No Country on earth is in the same league as the U.S. when it comes to the quantity of immigrants who have come here and the quality of their contributions. But lately, in our generally sour mood, Americans have been questioning the benefits of immigration. Many worry that today's immigrants differ from those of the past: less ambitious, less skilled, less willing and able to assimilate.
The conventional picture is of an unstoppable wave of unskilled, mostly Spanish-speaking workers—many illegal—coming across the Mexican border. People who see immigration this way fear that, instead of America assimilating the immigrants, the immigrants will assimilate us. But this picture is both out of date and factually wrong.
A report released this month by the Pew Research Center shows just how much the face of immigration has changed in the past few years. Since 2008, more newcomers to the U.S. have been Asian than Hispanic (in 2010, it was 36% of the total, versus 31%). Today's typical immigrant is not only more likely to speak English and have a college education, but also to have come to the U.S. legally...
America needs and benefits from both kinds of immigration. Like all waves, the Asian influx mixes the skilled and the unskilled. But overall it resembles earlier waves of educated and already urbanized immigrants more than the desperate and often unskilled rural groups from Europe and Latin America.
Like them, the Asians tend to be better-educated than most of the people in their countries of origin. Steeped in the culture of enterprise and capitalism, they're more likely than native-born Americans to have a bachelor of arts degree. While family sponsorship is still the most important entry route for Asians (as for all immigrants), this group is three times more likely than other recent immigrants to come to the U.S. on visas arranged through employers.
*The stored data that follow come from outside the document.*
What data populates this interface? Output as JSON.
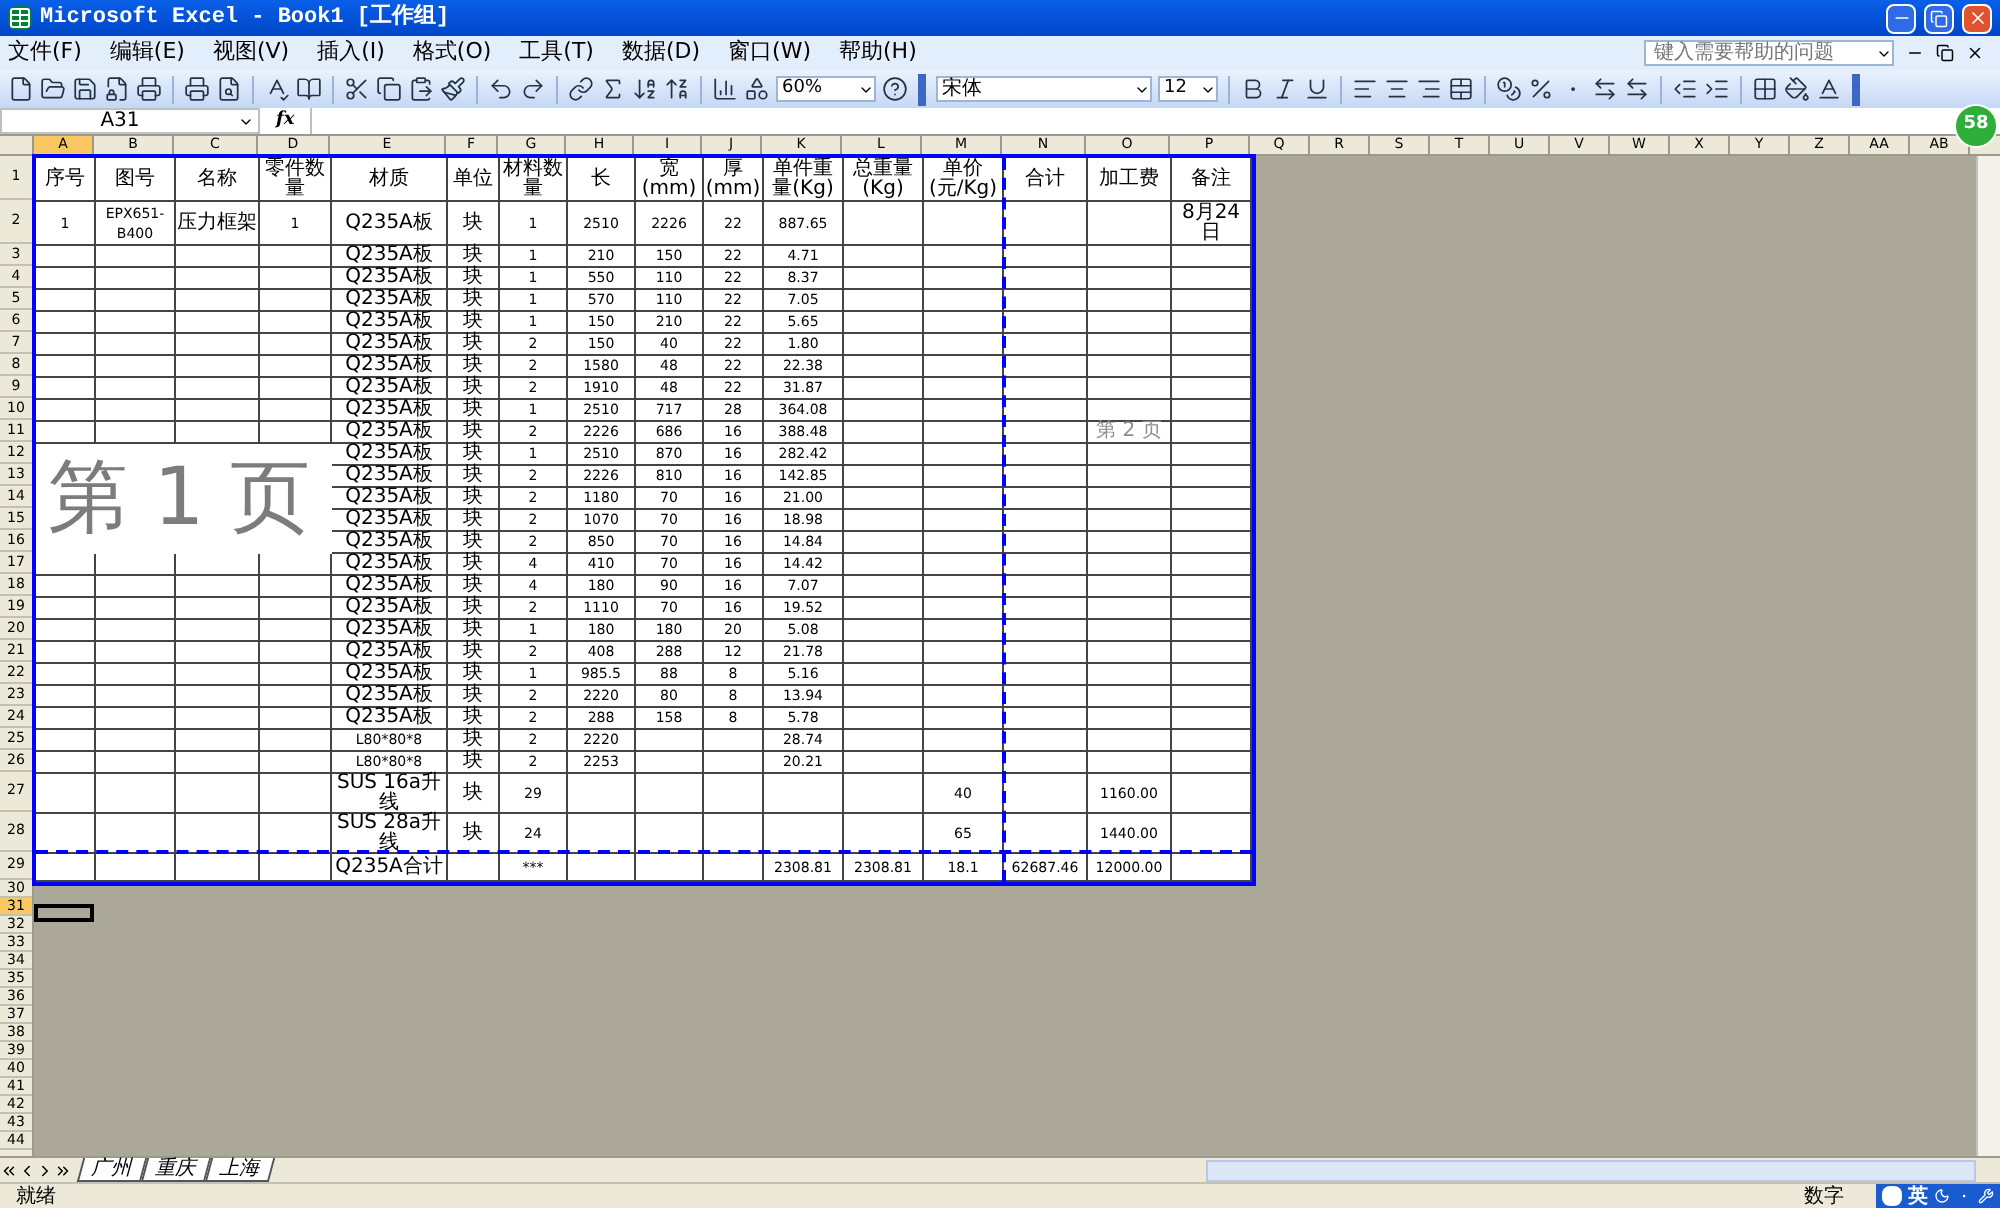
{
  "window": {
    "title": "Microsoft Excel - Book1 [工作组]"
  },
  "menu": [
    "文件(F)",
    "编辑(E)",
    "视图(V)",
    "插入(I)",
    "格式(O)",
    "工具(T)",
    "数据(D)",
    "窗口(W)",
    "帮助(H)"
  ],
  "help_box": {
    "placeholder": "键入需要帮助的问题"
  },
  "toolbar": {
    "zoom": "60%",
    "font": "宋体",
    "font_size": "12"
  },
  "formula_bar": {
    "name_box": "A31",
    "function_label": "fx"
  },
  "badge": "58",
  "columns": [
    {
      "label": "A",
      "selected": true
    },
    {
      "label": "B",
      "selected": false
    },
    {
      "label": "C",
      "selected": false
    },
    {
      "label": "D",
      "selected": false
    },
    {
      "label": "E",
      "selected": false
    },
    {
      "label": "F",
      "selected": false
    },
    {
      "label": "G",
      "selected": false
    },
    {
      "label": "H",
      "selected": false
    },
    {
      "label": "I",
      "selected": false
    },
    {
      "label": "J",
      "selected": false
    },
    {
      "label": "K",
      "selected": false
    },
    {
      "label": "L",
      "selected": false
    },
    {
      "label": "M",
      "selected": false
    },
    {
      "label": "N",
      "selected": false
    },
    {
      "label": "O",
      "selected": false
    },
    {
      "label": "P",
      "selected": false
    },
    {
      "label": "Q",
      "selected": false
    },
    {
      "label": "R",
      "selected": false
    },
    {
      "label": "S",
      "selected": false
    },
    {
      "label": "T",
      "selected": false
    },
    {
      "label": "U",
      "selected": false
    },
    {
      "label": "V",
      "selected": false
    },
    {
      "label": "W",
      "selected": false
    },
    {
      "label": "X",
      "selected": false
    },
    {
      "label": "Y",
      "selected": false
    },
    {
      "label": "Z",
      "selected": false
    },
    {
      "label": "AA",
      "selected": false
    },
    {
      "label": "AB",
      "selected": false
    }
  ],
  "table": {
    "rows": [
      {
        "number": "1",
        "cells": {
          "A": "序号",
          "B": "图号",
          "C": "名称",
          "D": "零件数量",
          "E": "材质",
          "F": "单位",
          "G": "材料数量",
          "H": "长",
          "I": "宽 (mm)",
          "J": "厚 (mm)",
          "K": "单件重量(Kg)",
          "L": "总重量(Kg)",
          "M": "单价(元/Kg)",
          "N": "合计",
          "O": "加工费",
          "P": "备注"
        }
      },
      {
        "number": "2",
        "cells": {
          "A": "1",
          "B": "EPX651-B400",
          "C": "压力框架",
          "D": "1",
          "E": "Q235A板",
          "F": "块",
          "G": "1",
          "H": "2510",
          "I": "2226",
          "J": "22",
          "K": "887.65",
          "P": "8月24日"
        }
      },
      {
        "number": "3",
        "cells": {
          "E": "Q235A板",
          "F": "块",
          "G": "1",
          "H": "210",
          "I": "150",
          "J": "22",
          "K": "4.71"
        }
      },
      {
        "number": "4",
        "cells": {
          "E": "Q235A板",
          "F": "块",
          "G": "1",
          "H": "550",
          "I": "110",
          "J": "22",
          "K": "8.37"
        }
      },
      {
        "number": "5",
        "cells": {
          "E": "Q235A板",
          "F": "块",
          "G": "1",
          "H": "570",
          "I": "110",
          "J": "22",
          "K": "7.05"
        }
      },
      {
        "number": "6",
        "cells": {
          "E": "Q235A板",
          "F": "块",
          "G": "1",
          "H": "150",
          "I": "210",
          "J": "22",
          "K": "5.65"
        }
      },
      {
        "number": "7",
        "cells": {
          "E": "Q235A板",
          "F": "块",
          "G": "2",
          "H": "150",
          "I": "40",
          "J": "22",
          "K": "1.80"
        }
      },
      {
        "number": "8",
        "cells": {
          "E": "Q235A板",
          "F": "块",
          "G": "2",
          "H": "1580",
          "I": "48",
          "J": "22",
          "K": "22.38"
        }
      },
      {
        "number": "9",
        "cells": {
          "E": "Q235A板",
          "F": "块",
          "G": "2",
          "H": "1910",
          "I": "48",
          "J": "22",
          "K": "31.87"
        }
      },
      {
        "number": "10",
        "cells": {
          "E": "Q235A板",
          "F": "块",
          "G": "1",
          "H": "2510",
          "I": "717",
          "J": "28",
          "K": "364.08"
        }
      },
      {
        "number": "11",
        "cells": {
          "E": "Q235A板",
          "F": "块",
          "G": "2",
          "H": "2226",
          "I": "686",
          "J": "16",
          "K": "388.48"
        }
      },
      {
        "number": "12",
        "cells": {
          "E": "Q235A板",
          "F": "块",
          "G": "1",
          "H": "2510",
          "I": "870",
          "J": "16",
          "K": "282.42"
        }
      },
      {
        "number": "13",
        "cells": {
          "E": "Q235A板",
          "F": "块",
          "G": "2",
          "H": "2226",
          "I": "810",
          "J": "16",
          "K": "142.85"
        }
      },
      {
        "number": "14",
        "cells": {
          "E": "Q235A板",
          "F": "块",
          "G": "2",
          "H": "1180",
          "I": "70",
          "J": "16",
          "K": "21.00"
        }
      },
      {
        "number": "15",
        "cells": {
          "E": "Q235A板",
          "F": "块",
          "G": "2",
          "H": "1070",
          "I": "70",
          "J": "16",
          "K": "18.98"
        }
      },
      {
        "number": "16",
        "cells": {
          "E": "Q235A板",
          "F": "块",
          "G": "2",
          "H": "850",
          "I": "70",
          "J": "16",
          "K": "14.84"
        }
      },
      {
        "number": "17",
        "cells": {
          "E": "Q235A板",
          "F": "块",
          "G": "4",
          "H": "410",
          "I": "70",
          "J": "16",
          "K": "14.42"
        }
      },
      {
        "number": "18",
        "cells": {
          "E": "Q235A板",
          "F": "块",
          "G": "4",
          "H": "180",
          "I": "90",
          "J": "16",
          "K": "7.07"
        }
      },
      {
        "number": "19",
        "cells": {
          "E": "Q235A板",
          "F": "块",
          "G": "2",
          "H": "1110",
          "I": "70",
          "J": "16",
          "K": "19.52"
        }
      },
      {
        "number": "20",
        "cells": {
          "E": "Q235A板",
          "F": "块",
          "G": "1",
          "H": "180",
          "I": "180",
          "J": "20",
          "K": "5.08"
        }
      },
      {
        "number": "21",
        "cells": {
          "E": "Q235A板",
          "F": "块",
          "G": "2",
          "H": "408",
          "I": "288",
          "J": "12",
          "K": "21.78"
        }
      },
      {
        "number": "22",
        "cells": {
          "E": "Q235A板",
          "F": "块",
          "G": "1",
          "H": "985.5",
          "I": "88",
          "J": "8",
          "K": "5.16"
        }
      },
      {
        "number": "23",
        "cells": {
          "E": "Q235A板",
          "F": "块",
          "G": "2",
          "H": "2220",
          "I": "80",
          "J": "8",
          "K": "13.94"
        }
      },
      {
        "number": "24",
        "cells": {
          "E": "Q235A板",
          "F": "块",
          "G": "2",
          "H": "288",
          "I": "158",
          "J": "8",
          "K": "5.78"
        }
      },
      {
        "number": "25",
        "cells": {
          "E": "L80*80*8",
          "F": "块",
          "G": "2",
          "H": "2220",
          "K": "28.74"
        }
      },
      {
        "number": "26",
        "cells": {
          "E": "L80*80*8",
          "F": "块",
          "G": "2",
          "H": "2253",
          "K": "20.21"
        }
      },
      {
        "number": "27",
        "cells": {
          "E": "SUS 16a升线",
          "F": "块",
          "G": "29",
          "M": "40",
          "O": "1160.00"
        }
      },
      {
        "number": "28",
        "cells": {
          "E": "SUS 28a升线",
          "F": "块",
          "G": "24",
          "M": "65",
          "O": "1440.00"
        }
      },
      {
        "number": "29",
        "cells": {
          "E": "Q235A合计",
          "G": "***",
          "K": "2308.81",
          "L": "2308.81",
          "M": "18.1",
          "N": "62687.46",
          "O": "12000.00"
        }
      }
    ]
  },
  "page_labels": [
    "第 1 页",
    "第 2 页"
  ],
  "blank_rows": [
    {
      "number": "30",
      "selected": false
    },
    {
      "number": "31",
      "selected": true
    },
    {
      "number": "32",
      "selected": false
    },
    {
      "number": "33",
      "selected": false
    },
    {
      "number": "34",
      "selected": false
    },
    {
      "number": "35",
      "selected": false
    },
    {
      "number": "36",
      "selected": false
    },
    {
      "number": "37",
      "selected": false
    },
    {
      "number": "38",
      "selected": false
    },
    {
      "number": "39",
      "selected": false
    },
    {
      "number": "40",
      "selected": false
    },
    {
      "number": "41",
      "selected": false
    },
    {
      "number": "42",
      "selected": false
    },
    {
      "number": "43",
      "selected": false
    },
    {
      "number": "44",
      "selected": false
    }
  ],
  "sheet_tabs": [
    {
      "label": "广州",
      "selected": true
    },
    {
      "label": "重庆",
      "selected": true
    },
    {
      "label": "上海",
      "selected": true
    }
  ],
  "status_bar": {
    "left": "就绪",
    "mode": "数字",
    "ime": "英"
  }
}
In many cases, they're not coming to the U.S. because of the economic conditions back home. After all, places like China, Korea and India have experienced jumps in prosperity and an explosion in opportunity for the skilled and the hardworking. But most of the new immigrants like it here and want to stay (only 12% wish they had stayed home).
While 39% of Asian-Americans say their group puts "too much" pressure on kids to succeed in school, 60% of Asian-Americans think that other Americans don't push their kids hard enough.
Other family values are strong as well, according to Pew. Only 16% of Asian-American babies are born out of wedlock, in contrast to 41% for the general population. In the U.S., 63% of all children grow up in a household with two parents; the figure for Asian-Americans is 80%.
The honor roll of American immigration is long. Names like Alexander Hamilton, Albert Einstein, Andrew Carnegie, Madeleine Albright and Sergey Brin speak for themselves. Those who worry today whether we have what it takes to meet the challenges of this new and difficult century need to look at the people who continue to join their fates to ours.
The world's best, the world's hardest-working and the world's most ambitious are still coming our way.